2020 Proxy Season: Sneak Preview

There is no better way for companies to prepare for the 2020 proxy season other than by crafting a compelling engagement strategy and reaching out to their shareholders to solicit feedback and communicate their positions on corporate governance, sustainability, and board-related concerns; in so doing, they must tie these factors to their corporate strategy and how their boards and management are protecting and enhancing the long-term interests of their shareholders.

There are several industry trends to keep in mind as you consider your company’s offseason engagement program.

ISS released its Annual Policy Survey, which is used by ISS to make decisions on potential policy changes for the next proxy season and beyond. Their clients—institutional investors as well as other market participants—respond to the survey.

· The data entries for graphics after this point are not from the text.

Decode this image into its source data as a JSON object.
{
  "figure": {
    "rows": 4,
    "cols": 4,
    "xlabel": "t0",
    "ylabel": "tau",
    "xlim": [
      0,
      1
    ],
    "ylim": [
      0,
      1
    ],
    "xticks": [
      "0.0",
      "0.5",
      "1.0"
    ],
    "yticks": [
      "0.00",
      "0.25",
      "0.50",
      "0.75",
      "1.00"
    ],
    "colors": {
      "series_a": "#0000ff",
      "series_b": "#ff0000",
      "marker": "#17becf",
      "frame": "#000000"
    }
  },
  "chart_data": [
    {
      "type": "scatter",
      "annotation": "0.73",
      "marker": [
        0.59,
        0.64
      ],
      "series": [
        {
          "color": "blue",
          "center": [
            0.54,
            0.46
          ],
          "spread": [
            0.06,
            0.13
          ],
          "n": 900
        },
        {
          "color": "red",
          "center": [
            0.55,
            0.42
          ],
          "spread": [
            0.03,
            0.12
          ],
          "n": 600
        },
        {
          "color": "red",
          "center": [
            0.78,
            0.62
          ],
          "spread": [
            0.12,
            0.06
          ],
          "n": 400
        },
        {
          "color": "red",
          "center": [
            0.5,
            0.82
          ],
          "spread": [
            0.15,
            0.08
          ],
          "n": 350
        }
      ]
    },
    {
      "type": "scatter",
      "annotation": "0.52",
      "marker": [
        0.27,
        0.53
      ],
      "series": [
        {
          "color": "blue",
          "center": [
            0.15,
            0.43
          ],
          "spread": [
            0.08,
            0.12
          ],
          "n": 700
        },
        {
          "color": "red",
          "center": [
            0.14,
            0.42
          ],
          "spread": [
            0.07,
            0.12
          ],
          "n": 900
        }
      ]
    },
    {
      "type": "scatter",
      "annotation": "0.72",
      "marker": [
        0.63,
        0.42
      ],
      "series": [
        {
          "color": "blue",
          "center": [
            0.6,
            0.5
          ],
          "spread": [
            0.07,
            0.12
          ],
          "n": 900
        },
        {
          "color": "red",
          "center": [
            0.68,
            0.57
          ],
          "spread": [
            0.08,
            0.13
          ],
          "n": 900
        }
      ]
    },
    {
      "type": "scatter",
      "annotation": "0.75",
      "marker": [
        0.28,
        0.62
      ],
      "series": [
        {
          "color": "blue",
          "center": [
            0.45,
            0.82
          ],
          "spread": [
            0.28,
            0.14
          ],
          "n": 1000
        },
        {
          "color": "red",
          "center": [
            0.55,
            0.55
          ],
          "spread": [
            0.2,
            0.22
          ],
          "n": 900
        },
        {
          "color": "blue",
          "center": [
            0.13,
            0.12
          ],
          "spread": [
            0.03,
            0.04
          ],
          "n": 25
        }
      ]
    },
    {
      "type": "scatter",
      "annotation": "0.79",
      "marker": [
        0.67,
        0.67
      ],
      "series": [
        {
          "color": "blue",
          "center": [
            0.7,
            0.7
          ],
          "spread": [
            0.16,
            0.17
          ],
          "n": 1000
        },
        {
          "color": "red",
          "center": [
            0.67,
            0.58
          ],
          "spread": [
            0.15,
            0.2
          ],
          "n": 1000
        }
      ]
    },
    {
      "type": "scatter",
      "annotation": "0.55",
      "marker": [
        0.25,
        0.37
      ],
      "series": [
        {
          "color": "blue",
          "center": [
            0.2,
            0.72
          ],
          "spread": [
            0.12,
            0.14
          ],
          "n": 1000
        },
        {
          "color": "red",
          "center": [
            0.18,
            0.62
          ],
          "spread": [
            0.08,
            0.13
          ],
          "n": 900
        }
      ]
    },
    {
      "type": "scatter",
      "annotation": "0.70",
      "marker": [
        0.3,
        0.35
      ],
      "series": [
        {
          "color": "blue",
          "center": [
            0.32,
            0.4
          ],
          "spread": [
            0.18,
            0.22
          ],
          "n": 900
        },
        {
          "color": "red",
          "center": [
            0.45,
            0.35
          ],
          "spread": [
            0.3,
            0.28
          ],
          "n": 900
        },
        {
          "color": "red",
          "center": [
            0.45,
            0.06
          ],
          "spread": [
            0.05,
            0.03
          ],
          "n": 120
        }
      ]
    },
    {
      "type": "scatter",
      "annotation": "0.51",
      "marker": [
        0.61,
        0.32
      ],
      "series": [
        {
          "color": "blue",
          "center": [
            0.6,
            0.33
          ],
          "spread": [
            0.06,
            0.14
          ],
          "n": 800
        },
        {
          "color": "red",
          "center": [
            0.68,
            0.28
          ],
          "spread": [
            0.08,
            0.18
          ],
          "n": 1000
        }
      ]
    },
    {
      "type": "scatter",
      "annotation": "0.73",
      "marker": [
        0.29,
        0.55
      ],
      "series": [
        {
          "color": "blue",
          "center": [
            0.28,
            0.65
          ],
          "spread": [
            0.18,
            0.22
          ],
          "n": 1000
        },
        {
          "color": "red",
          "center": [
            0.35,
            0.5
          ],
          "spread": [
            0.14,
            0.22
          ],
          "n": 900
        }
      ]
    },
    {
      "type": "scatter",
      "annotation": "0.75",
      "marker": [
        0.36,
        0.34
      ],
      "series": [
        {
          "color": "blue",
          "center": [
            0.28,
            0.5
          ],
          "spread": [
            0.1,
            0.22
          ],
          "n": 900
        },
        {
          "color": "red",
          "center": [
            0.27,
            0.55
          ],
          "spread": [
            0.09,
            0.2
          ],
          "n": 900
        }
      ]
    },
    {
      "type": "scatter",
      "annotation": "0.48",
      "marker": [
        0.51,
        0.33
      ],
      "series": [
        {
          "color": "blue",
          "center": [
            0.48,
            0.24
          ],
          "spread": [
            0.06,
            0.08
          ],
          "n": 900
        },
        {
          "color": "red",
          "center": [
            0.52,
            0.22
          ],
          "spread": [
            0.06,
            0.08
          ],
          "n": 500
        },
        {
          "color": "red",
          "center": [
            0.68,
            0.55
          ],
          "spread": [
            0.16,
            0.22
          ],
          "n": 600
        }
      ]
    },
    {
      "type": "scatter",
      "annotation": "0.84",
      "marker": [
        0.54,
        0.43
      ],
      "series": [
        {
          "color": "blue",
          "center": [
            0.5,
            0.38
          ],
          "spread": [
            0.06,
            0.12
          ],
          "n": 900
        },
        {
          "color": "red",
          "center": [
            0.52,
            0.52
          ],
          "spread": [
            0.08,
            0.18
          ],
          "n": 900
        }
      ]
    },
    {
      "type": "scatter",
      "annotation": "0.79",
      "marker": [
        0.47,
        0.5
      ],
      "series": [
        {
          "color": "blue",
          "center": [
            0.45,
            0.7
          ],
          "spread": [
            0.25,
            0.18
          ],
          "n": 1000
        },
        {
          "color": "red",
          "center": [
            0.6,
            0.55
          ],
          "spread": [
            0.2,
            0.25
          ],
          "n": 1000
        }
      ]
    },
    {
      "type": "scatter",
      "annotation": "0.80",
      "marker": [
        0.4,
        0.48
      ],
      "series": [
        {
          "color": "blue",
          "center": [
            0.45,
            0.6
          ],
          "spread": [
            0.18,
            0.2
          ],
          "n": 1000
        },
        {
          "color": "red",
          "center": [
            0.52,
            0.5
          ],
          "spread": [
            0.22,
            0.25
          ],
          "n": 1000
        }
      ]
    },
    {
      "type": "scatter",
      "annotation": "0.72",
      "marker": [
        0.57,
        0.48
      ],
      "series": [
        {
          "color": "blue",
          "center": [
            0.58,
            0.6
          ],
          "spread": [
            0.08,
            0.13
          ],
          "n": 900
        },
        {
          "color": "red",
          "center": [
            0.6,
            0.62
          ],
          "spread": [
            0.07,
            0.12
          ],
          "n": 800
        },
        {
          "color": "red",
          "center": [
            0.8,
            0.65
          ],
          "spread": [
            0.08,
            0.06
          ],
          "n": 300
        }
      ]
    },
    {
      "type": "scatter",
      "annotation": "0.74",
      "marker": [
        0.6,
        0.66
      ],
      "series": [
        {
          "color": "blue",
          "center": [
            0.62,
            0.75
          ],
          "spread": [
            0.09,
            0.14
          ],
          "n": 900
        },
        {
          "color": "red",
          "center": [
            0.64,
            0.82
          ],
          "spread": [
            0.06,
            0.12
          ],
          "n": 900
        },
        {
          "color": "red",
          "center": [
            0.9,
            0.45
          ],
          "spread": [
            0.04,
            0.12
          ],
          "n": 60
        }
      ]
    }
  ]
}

On the regulatory front, the SEC on August 20, 2019 voted 3-2 in favor of proposing new rules on proxy advisory firms to address complaints that the issuers have had, such as correcting mistakes in the proxy advisory reports, as well as conflicts of interest in these proxy advisory firms’ business models.

But perhaps more significantly, in addition to requiring ISS and Glass Lewis to take more steps to disclose how they make their proxy voting recommendations, the SEC voted to issue guidance to asset managers that will likely prescribe steps they should consider if they become aware of errors or weakness in ISS or Glass Lewis reports.

In addition to the cost burden that will likely be borne by ISS and Glass Lewis on hiring more personnel to interact with issuers and address product quality (the cost which likely will be passed down to their investor clients), there could likely be an increased pressure on investors to engage in a more thorough due diligence upon finding errors in proxy advisors’ reports, especially when companies reach out, thereby putting an even greater emphasis on the importance of engagements.